Viewing what appeared to be a wide runway for a lucrative future in public relations, he enrolled in Marquette University's School of Communications. Entry-level communications courses began and so did an agonizing moment of truth that neared crisis levels during Baldwin's sophomore year. He was bored. Although deeply involved in the student-led multiculturalism movement, his studies didn't align with his drive to engage in issues and causes including racial justice, and curriculum advocacy and diversity.
He didn't know where to turn for direction. His mother worked in a factory, he'd never known his father, and his grandmother had been a domestic worker.
His mother brought him library books to help him figure it out, but they were no help. At the same time the TRIO Ronald McNair Program started on the Marquette campus to prepare strong undergraduate students from disadvantaged backgrounds for doctoral studies. McNair program director Myra George listened to Baldwin's concern that public relations would leave him little time to develop his own ideas and she unfurled a new vision for him: professor. "I knew what a professor was but I didn't know it was a viable career. To actually become a professor was such a foreign thing to me, coming from a working class, blue-collar town. Going from the known to the unknown is hard," Baldwin said. George encouraged him to attend a McNair event with Professor Joe William Trotter, author of "Black Milwaukee," to meet a professor and find out what the role entailed. At the end of the evening Baldwin knew she was absolutely right.
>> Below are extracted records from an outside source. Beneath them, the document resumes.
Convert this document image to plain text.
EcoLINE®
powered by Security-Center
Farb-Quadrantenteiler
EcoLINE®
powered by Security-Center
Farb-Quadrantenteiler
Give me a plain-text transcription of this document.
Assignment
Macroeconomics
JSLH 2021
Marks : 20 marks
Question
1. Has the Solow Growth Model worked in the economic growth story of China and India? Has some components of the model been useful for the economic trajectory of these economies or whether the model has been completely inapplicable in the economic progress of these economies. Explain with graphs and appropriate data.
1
McNair guided Baldwin through key decisions. Changing his major to philosophy aligned his studies with his core values and beliefs. McNair offset costs of Graduate Record Examinations (GRE) and helped him identify and navigate approaches to the best graduate schools for his future in American Studies. Moreover, it ushered him into a world of confident, aspiring, first-generation students of color who didn't have to prove that they were brilliant and capable. Drawing on that confidence, Baldwin made a case for himself in person with New York University's director of graduate studies when his application might not have otherwise stood out. That inspired visit earned him admission and scholarship money.
Baldwin has had a rich career. Researcher, professor, historian, author, cultural critic and social theorist, he combines urban studies, 20th century U.S. History and African American and American Studies to examine cities through the lens of the African Diasporic experience. As the Paul E. Raether Distinguished Professor of American Studies at Trinity College in Hartford, Connecticut, he changes how students view race relations in the United States.
He might have been a P.R. executive, but that misses the point. McNair, Baldwin points out, "is not a career program. It's a democracy program. It democratizes the workforce, our higher education teaching pool, and broadens the kinds of ideas that will produce innovation in the classroom, the laboratory, and in enterprise."